5Das Berufungsgericht hat seine Entscheidung, soweit für das Revisionsverfahren von Bedeutung, wie folgt begründet:

6Die Voraussetzungen für einen Schadensersatzanspruch wegen vorsätzlicher sittenwidriger Schädigung seien nicht dargetan. Für einen der Beweisaufnahme zugänglichen Sachvortrag genüge es auch unter Berücksichtigung der Entscheidung des ) nicht, sich auf die Verwendung eines Thermofensters und die Abweichung der Emissionen im Normalbetrieb gegenüber den Messungen im Verfahren nach dem Neuen Europäischen Fahrzyklus (NEFZ) auf dem Rollenprüfstand zu berufen.
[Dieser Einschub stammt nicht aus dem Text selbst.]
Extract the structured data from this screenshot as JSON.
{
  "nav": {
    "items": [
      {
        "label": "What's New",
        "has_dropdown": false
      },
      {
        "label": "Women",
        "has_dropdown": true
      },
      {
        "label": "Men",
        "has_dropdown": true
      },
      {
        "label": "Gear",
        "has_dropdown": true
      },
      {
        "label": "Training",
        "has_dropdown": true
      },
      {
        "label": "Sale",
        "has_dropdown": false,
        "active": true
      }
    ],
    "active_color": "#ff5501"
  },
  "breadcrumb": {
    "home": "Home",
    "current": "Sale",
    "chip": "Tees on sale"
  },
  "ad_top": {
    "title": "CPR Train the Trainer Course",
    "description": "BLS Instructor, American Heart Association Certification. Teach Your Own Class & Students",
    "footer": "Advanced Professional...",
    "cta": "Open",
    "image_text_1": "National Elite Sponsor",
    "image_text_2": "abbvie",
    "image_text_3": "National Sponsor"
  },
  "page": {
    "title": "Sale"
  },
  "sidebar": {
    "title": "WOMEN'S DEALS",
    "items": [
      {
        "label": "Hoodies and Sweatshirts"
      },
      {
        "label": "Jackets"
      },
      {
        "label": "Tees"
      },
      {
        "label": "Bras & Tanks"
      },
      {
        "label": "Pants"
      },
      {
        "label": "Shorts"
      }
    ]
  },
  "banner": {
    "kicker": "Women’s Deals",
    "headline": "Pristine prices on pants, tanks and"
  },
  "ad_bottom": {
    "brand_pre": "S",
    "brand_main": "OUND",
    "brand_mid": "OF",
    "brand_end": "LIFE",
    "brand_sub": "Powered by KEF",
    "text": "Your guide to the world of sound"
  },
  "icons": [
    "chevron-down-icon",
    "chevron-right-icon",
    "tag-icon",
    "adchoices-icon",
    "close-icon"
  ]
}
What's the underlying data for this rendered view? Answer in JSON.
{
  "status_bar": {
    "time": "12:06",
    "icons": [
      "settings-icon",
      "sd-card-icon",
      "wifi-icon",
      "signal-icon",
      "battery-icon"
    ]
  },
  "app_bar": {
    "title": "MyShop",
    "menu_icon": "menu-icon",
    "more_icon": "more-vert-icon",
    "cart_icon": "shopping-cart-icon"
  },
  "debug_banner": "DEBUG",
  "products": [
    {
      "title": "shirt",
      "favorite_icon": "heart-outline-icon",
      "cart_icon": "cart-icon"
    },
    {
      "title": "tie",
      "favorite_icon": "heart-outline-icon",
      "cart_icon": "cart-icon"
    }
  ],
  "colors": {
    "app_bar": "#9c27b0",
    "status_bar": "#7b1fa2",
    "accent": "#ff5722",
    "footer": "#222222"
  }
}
Zwar möge ein Rückruf seitens des KBA nicht erforderlich sein, um von greifbaren Anhaltspunkten für eine Manipulation des Emissionsverhaltens auszugehen. Dann sei aber die Darlegung anderer konkreter Anhaltspunkte erforderlich, die dafür sprächen, dass die Beklagte zum Zeitpunkt des Kaufvertragsschlusses in Bezug auf das Thermofenster in dem Bewusstsein der Verwendung einer unzulässigen Abschalteinrichtung gehandelt habe. Solche habe der Kläger weder vorgetragen noch seien sie anderweitig ersichtlich. Selbst wenn unterstellt werde, das im Fahrzeug verbaute Thermofenster stelle eine unzulässige Abschalteinrichtung dar, könne eine sittenwidrige vorsätzliche Schädigung nicht festgestellt werden, weil nicht belastbar auf eine von einem entsprechenden Vorsatz getragene, arglistige und sittenwidrige Schädigungshandlung der Fahrzeug- und Motorherstellerin geschlossen werden könne. Anders als die "Umschaltlogik" unterscheide die hier eingesetzte temperaturabhängige Steuerung der Abgasrückführung nicht danach, ob sich das Fahrzeug auf dem Prüfstand oder im normalen Fahrbetrieb befinde.

II.

7Die Revision ist begründet. Sie führt im tenorierten Umfang zur Aufhebung des angefochtenen Beschlusses und zur Zurückverweisung der Sache an das Berufungsgericht.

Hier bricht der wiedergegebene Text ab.